The printer never sent back an IPP response
to the IPP request in frame ...
The printer must send an IPP response,
even if we submit wrong/invalid data,
so the root cause is inside the printer.
...
It seems CUPS waits endlessly for an IPP response
Because the CUPS debug log messages don't indicate when and what things are not going on as usually expected, the cause of the issue could not be seen by the end-user admin so he had to submit a "CUPS doesn't work" bug report to get help. Such issues are hard to debug without the particular printer device so one cannot reproduce the issue locally and laborious dissecting of a TCP dump of such a hanging job submission had to be done. This belongs to the above point
- Debug messages are logged showing communication progress
Matching excerpts from that issue:
This is how the CUPS log file looks up to the point where it hangs
D ... Sending file using HTTP/1.1 chunking...
D ... Read 16384 bytes...
D ... Read 16384 bytes...
D ... Read 16384 bytes...
D ... Read 16384 bytes...
D ... Read 12100 bytes...
For comparison how the CUPS log file looks when things work...
D ... Sending file using HTTP/1.1 chunking...
D ... Read 16384 bytes...
D ... Read 16384 bytes...
D ... Read 16384 bytes...
D ... Read 16384 bytes...
D ... Read 12100 bytes...
D ... Print-Job: successful-ok-ignored-or-substituted-attributes ...
D ... Print job accepted - job ID NNN.
There have been no end-user visible (error)-messages when and what things are not going on as usually expected. This belongs to the above point
- Errors are consistently displayed
Matching excerpts from that issue:
... all what would be missing is to make ... waiting ... more verbose
so that the user is continuously informed ... what is going on e.g.
123th time waiting 300 seconds for ...
The user can then decide what to do with his stuck print job.

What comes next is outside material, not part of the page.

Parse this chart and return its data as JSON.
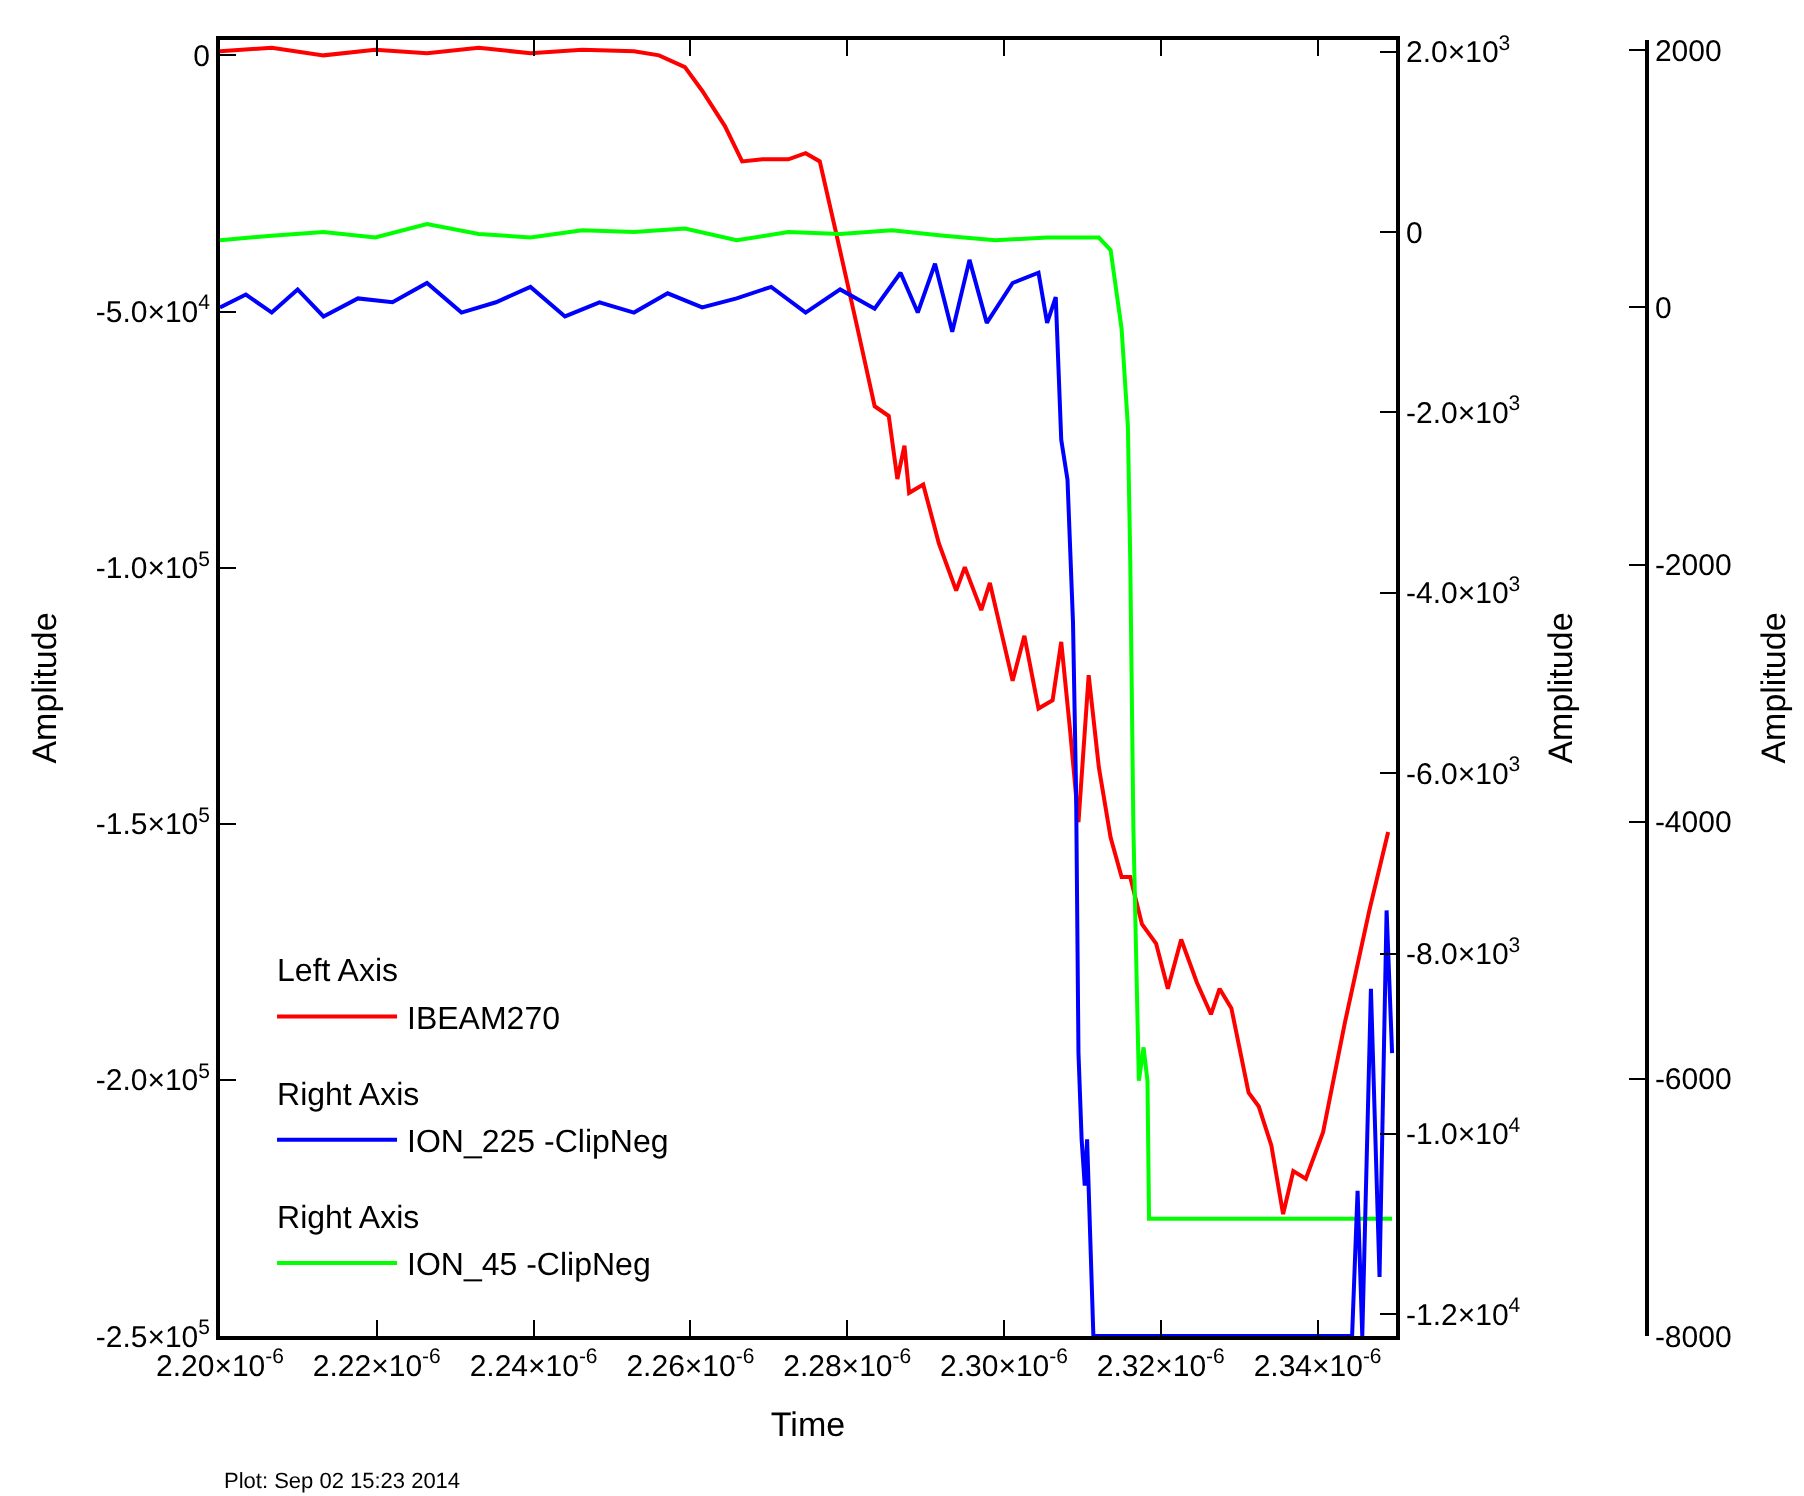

I would like to add a separated point in between the existing
- Debug messages are logged showing communication progress
- Errors are consistently displayed
I would like to add
- User notifications when and what things are not going on as usually expected
The difference is that DEBUG: messages can show communication progress
but when things are going on as expected nobody is interested in such messages
i.e. "no news is good news".
In contrast when things are not going on as expected DEBUG: messages
only help an admin who has set LogLevel debug but users won't see them.
When things are not going on as expected user notifications are additionally needed
e.g. via things like INFO: or NOTICE: or STATE:
but not ERROR: (so it does not belong to "Errors are consistently displayed")

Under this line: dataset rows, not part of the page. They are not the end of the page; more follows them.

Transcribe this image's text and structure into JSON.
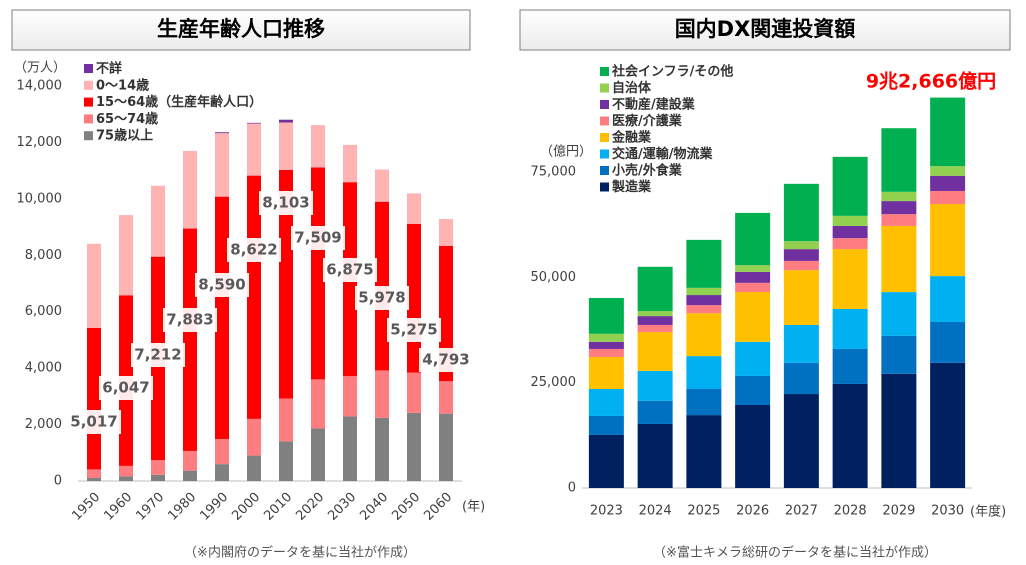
{
  "chart_data": [
    {
      "type": "bar",
      "stacked": true,
      "title": "生産年齢人口推移",
      "y_label": "（万人）",
      "x_unit": "(年)",
      "note": "（※内閣府のデータを基に当社が作成）",
      "legend": "upper left",
      "grid": false,
      "categories": [
        "1950",
        "1960",
        "1970",
        "1980",
        "1990",
        "2000",
        "2010",
        "2020",
        "2030",
        "2040",
        "2050",
        "2060"
      ],
      "ylim": [
        0,
        14000
      ],
      "yticks": [
        0,
        {
          "value": 2000,
          "label": "2,000"
        },
        {
          "value": 4000,
          "label": "4,000"
        },
        {
          "value": 6000,
          "label": "6,000"
        },
        {
          "value": 8000,
          "label": "8,000"
        },
        {
          "value": 10000,
          "label": "10,000"
        },
        {
          "value": 12000,
          "label": "12,000"
        },
        {
          "value": 14000,
          "label": "14,000"
        }
      ],
      "series": [
        {
          "name": "75歳以上",
          "color": "#808080",
          "values": [
            107,
            163,
            221,
            366,
            597,
            901,
            1407,
            1860,
            2288,
            2239,
            2417,
            2387
          ]
        },
        {
          "name": "65〜74歳",
          "color": "#ff7c80",
          "values": [
            304,
            372,
            518,
            699,
            892,
            1301,
            1517,
            1742,
            1428,
            1681,
            1424,
            1153
          ]
        },
        {
          "name": "15〜64歳（生産年齢人口）",
          "color": "#ff0000",
          "values": [
            5017,
            6047,
            7212,
            7883,
            8590,
            8622,
            8103,
            7509,
            6875,
            5978,
            5275,
            4793
          ],
          "value_labels": [
            "5,017",
            "6,047",
            "7,212",
            "7,883",
            "8,590",
            "8,622",
            "8,103",
            "7,509",
            "6,875",
            "5,978",
            "5,275",
            "4,793"
          ]
        },
        {
          "name": "0〜14歳",
          "color": "#ffb3b3",
          "values": [
            2979,
            2843,
            2515,
            2751,
            2249,
            1847,
            1680,
            1503,
            1321,
            1142,
            1077,
            951
          ]
        },
        {
          "name": "不詳",
          "color": "#7030a0",
          "values": [
            0,
            0,
            0,
            0,
            33,
            23,
            98,
            0,
            0,
            0,
            0,
            0
          ]
        }
      ]
    },
    {
      "type": "bar",
      "stacked": true,
      "title": "国内DX関連投資額",
      "y_label": "（億円）",
      "x_unit": "(年度)",
      "note": "（※富士キメラ総研のデータを基に当社が作成）",
      "annotation": "9兆2,666億円",
      "legend": "upper left",
      "grid": false,
      "categories": [
        "2023",
        "2024",
        "2025",
        "2026",
        "2027",
        "2028",
        "2029",
        "2030"
      ],
      "ylim": [
        0,
        100000
      ],
      "yticks": [
        0,
        {
          "value": 25000,
          "label": "25,000"
        },
        {
          "value": 50000,
          "label": "50,000"
        },
        {
          "value": 75000,
          "label": "75,000"
        }
      ],
      "series": [
        {
          "name": "製造業",
          "color": "#002060",
          "values": [
            12600,
            15200,
            17300,
            19700,
            22300,
            24700,
            27100,
            29700
          ]
        },
        {
          "name": "小売/外食業",
          "color": "#0070c0",
          "values": [
            4500,
            5500,
            6200,
            6900,
            7400,
            8300,
            9000,
            9700
          ]
        },
        {
          "name": "交通/運輸/物流業",
          "color": "#00b0f0",
          "values": [
            6400,
            7100,
            7800,
            8100,
            9000,
            9500,
            10400,
            10900
          ]
        },
        {
          "name": "金融業",
          "color": "#ffc000",
          "values": [
            7600,
            9200,
            10200,
            11800,
            13000,
            14200,
            15700,
            17100
          ]
        },
        {
          "name": "医療/介護業",
          "color": "#ff7c80",
          "values": [
            1900,
            1700,
            1900,
            2200,
            2200,
            2600,
            2800,
            3100
          ]
        },
        {
          "name": "不動産/建設業",
          "color": "#7030a0",
          "values": [
            1700,
            2100,
            2400,
            2600,
            2800,
            2900,
            3100,
            3600
          ]
        },
        {
          "name": "自治体",
          "color": "#92d050",
          "values": [
            1900,
            1200,
            1700,
            1600,
            1900,
            2400,
            2200,
            2300
          ]
        },
        {
          "name": "社会インフラ/その他",
          "color": "#00b050",
          "values": [
            8500,
            10500,
            11400,
            12400,
            13600,
            14000,
            15100,
            16266
          ]
        }
      ]
    }
  ]
}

because an error is a final faulty state
while in contrast a longer waiting delay could be a perfectly valid state
e.g. a "printer does not respond" state because a user switched it offine
to do some printer maintenance (like replacing toner or whatever).

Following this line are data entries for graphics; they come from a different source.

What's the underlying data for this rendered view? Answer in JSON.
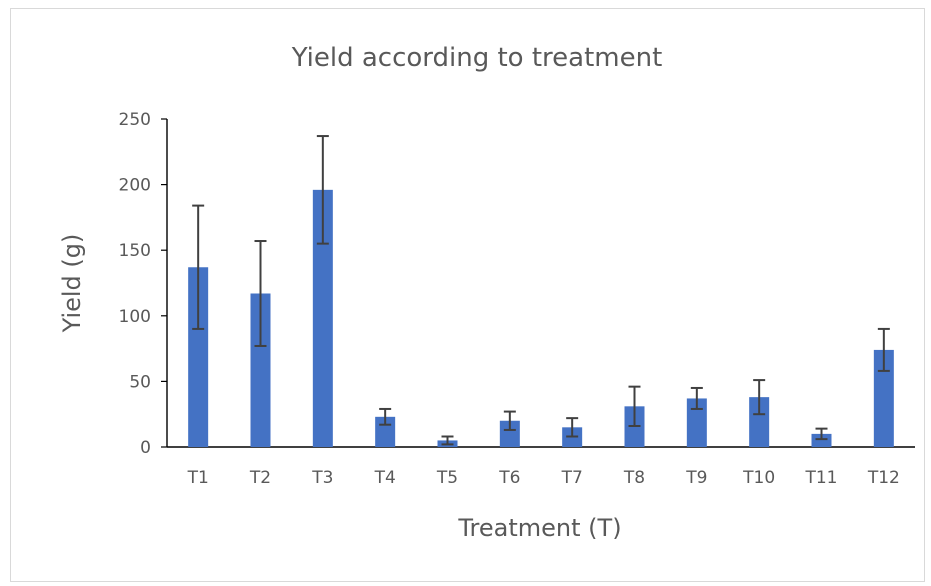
{
  "chart_data": {
    "type": "bar",
    "title": "Yield according to treatment",
    "xlabel": "Treatment (T)",
    "ylabel": "Yield (g)",
    "ylim": [
      0,
      250
    ],
    "yticks": [
      0,
      50,
      100,
      150,
      200,
      250
    ],
    "grid": false,
    "legend": "none",
    "categories": [
      "T1",
      "T2",
      "T3",
      "T4",
      "T5",
      "T6",
      "T7",
      "T8",
      "T9",
      "T10",
      "T11",
      "T12"
    ],
    "values": [
      137,
      117,
      196,
      23,
      5,
      20,
      15,
      31,
      37,
      38,
      10,
      74
    ],
    "error": [
      47,
      40,
      41,
      6,
      3,
      7,
      7,
      15,
      8,
      13,
      4,
      16
    ],
    "colors": {
      "bar": "#4472c4",
      "error_bar": "#404040",
      "axis": "#000000",
      "text": "#595959"
    }
  }
}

Something to mention here, though not sure where the "fault" lies, I have an HP CP1510 series color laser printer, connected directly on the local network, running in toner "Override" mode. In this state, the printer always reports "toner empty", but of course, it prints just fine. The problem is, running Arch Linux, when printing from applications like web browsers and document viewers, the CUPS print job will hang indefinitely, with "pending", instead of sending the print job to the printer. Saving the document and then printing with "lp" seems to be an effective work-around. Still, the print job should not hang because of a meaningless printer message.
We haven't heard much on this since the latest round of fixes a few years back. I'm going to close this out but we can always refer back to it as needed and reopen as necessary...